Premiere des zweiten deutschen Wettbewerbsbeitrages - Yella
Mit viel Spannung und auch Vorfreude wurde die Premiere des zweiten deutschen Wettbewerbsbeitrages, der den kurzen Titel "Yella" trägt, erwartet. Für Hauptdarsteller Devid Striesow war es bereits der zweite Auftritt auf dem roten Teppich, denn er befand sich auch schon für den Film "Die Fäscher" unter den Ehrengästen, die über den "Teppich der die Welt bedeutet" flanieren durften. Zu ihm gesellten sich seine Filmpartner Nina Hoss und Hinnerk Schönemann, sowie der Regisseur des Films Christian Petzold. Besonders die Fotographen stürzten sich wie die "Geier" auf die deutschen Stars, was den Lärmpegel am Marlene-Dietrich-Platz einmal mehr in die Höhe schnellen ließ.

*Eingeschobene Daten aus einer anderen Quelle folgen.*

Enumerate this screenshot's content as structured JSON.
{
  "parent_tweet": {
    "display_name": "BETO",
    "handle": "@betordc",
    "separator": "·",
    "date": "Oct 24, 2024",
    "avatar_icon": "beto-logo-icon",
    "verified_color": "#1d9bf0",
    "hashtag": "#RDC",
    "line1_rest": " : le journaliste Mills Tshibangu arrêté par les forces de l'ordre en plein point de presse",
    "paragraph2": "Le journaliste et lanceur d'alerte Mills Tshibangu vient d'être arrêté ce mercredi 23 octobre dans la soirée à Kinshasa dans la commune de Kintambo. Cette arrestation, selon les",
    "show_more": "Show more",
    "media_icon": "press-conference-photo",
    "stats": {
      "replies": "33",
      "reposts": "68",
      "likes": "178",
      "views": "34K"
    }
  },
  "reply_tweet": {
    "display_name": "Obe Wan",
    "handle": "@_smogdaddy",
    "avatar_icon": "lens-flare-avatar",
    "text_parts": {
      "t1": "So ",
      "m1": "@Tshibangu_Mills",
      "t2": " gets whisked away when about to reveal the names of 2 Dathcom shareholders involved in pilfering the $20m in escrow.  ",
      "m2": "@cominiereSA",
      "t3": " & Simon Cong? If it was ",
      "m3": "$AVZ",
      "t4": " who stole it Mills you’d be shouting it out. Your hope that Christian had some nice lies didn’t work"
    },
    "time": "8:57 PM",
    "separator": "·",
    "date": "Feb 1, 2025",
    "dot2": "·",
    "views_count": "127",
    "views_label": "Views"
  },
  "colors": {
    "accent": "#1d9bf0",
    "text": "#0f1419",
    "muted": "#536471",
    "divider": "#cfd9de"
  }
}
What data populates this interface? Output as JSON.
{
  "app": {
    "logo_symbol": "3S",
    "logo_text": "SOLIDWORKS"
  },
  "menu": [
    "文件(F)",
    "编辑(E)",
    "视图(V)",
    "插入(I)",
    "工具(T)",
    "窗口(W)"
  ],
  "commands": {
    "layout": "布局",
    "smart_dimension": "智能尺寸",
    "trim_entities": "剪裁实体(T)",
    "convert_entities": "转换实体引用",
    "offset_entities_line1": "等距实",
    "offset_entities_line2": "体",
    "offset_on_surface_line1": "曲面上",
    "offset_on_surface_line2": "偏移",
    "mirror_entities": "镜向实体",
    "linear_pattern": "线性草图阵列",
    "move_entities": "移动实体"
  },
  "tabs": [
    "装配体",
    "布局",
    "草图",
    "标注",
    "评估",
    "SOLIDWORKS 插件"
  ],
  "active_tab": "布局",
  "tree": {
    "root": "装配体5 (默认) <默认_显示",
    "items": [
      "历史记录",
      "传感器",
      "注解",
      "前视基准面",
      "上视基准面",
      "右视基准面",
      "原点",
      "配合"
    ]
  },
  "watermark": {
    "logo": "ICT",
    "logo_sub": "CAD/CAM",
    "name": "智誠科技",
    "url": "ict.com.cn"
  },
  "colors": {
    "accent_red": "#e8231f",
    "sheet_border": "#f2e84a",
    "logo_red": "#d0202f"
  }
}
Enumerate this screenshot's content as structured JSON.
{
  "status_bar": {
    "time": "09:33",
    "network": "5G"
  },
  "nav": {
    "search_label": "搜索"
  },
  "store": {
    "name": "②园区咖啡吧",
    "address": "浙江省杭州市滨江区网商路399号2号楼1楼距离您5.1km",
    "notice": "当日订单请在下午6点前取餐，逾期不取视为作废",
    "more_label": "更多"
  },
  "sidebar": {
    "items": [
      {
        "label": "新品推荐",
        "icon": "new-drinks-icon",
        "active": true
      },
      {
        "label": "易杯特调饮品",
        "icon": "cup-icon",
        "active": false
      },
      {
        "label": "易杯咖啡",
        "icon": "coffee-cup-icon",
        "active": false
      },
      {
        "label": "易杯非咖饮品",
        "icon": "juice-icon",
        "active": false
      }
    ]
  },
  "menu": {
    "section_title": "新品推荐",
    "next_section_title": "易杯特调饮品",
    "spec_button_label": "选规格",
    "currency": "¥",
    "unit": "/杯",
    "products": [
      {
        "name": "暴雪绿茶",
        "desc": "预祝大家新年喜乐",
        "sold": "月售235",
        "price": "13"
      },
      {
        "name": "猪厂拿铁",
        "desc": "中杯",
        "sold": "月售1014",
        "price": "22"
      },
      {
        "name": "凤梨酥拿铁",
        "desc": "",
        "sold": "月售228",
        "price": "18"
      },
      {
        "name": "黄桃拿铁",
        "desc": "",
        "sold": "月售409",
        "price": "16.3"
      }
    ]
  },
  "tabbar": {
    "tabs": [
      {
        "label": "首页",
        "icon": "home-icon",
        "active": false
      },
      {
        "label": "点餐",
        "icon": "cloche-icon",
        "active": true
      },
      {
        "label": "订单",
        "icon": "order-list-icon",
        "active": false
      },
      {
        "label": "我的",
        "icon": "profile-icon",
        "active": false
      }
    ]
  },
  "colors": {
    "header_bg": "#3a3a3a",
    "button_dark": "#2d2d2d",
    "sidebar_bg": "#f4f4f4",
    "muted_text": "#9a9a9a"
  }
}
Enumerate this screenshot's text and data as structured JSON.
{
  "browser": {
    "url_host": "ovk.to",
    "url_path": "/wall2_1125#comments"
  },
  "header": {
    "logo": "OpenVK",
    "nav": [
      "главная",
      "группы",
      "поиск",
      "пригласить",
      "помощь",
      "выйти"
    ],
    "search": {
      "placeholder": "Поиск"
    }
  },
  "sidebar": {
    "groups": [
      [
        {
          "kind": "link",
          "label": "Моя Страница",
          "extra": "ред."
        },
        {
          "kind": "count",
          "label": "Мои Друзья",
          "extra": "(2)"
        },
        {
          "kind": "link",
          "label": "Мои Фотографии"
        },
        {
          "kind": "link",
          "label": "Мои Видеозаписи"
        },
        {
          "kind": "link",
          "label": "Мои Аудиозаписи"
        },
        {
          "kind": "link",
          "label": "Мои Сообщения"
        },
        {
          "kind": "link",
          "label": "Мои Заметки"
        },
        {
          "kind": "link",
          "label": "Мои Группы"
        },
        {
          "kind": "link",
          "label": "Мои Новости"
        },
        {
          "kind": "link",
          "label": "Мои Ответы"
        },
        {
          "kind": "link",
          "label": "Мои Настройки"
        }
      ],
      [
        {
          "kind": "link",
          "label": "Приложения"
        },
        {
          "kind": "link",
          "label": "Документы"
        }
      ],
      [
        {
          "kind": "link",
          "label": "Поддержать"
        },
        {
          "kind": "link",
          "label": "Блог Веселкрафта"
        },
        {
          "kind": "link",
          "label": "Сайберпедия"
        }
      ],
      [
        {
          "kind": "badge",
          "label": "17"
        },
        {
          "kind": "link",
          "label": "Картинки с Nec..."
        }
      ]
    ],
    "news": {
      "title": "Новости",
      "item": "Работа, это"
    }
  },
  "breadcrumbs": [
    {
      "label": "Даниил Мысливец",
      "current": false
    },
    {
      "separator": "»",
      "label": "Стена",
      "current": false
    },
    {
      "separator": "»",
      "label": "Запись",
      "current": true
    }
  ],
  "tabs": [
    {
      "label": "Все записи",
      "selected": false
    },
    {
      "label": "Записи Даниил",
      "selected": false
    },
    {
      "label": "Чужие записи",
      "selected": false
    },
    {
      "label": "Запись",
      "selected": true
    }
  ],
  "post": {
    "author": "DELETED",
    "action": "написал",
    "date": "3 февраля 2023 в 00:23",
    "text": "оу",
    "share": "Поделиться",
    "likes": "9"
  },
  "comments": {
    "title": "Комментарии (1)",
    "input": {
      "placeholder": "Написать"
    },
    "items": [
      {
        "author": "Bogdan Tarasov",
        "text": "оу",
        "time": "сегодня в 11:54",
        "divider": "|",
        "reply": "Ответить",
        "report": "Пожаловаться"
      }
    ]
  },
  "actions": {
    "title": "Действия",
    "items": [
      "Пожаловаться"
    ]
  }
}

Nun noch einige Worte zum Film. Yella, die Hauptperson, nach der der Film benannt ist, ist eine Frau, die ihre alte Heimat in Ostdeutschland mit all ihren Problemen hinter sich lassen will, um im Westen des Landes noch einmal von vorne anzufangen. Ein neuer Mann tritt schon bald in ihr Leben, doch auch die Vergangenheit holt sie immer wieder ein und bedroht ihren Traum.
Ob der Film im Vergleich zu Beiträgen wie "Irina Palm" oder "Goodbye Bafana" eine Chance im Kampf um den Goldenen Bären hat ist jedoch eher zu bezweifeln.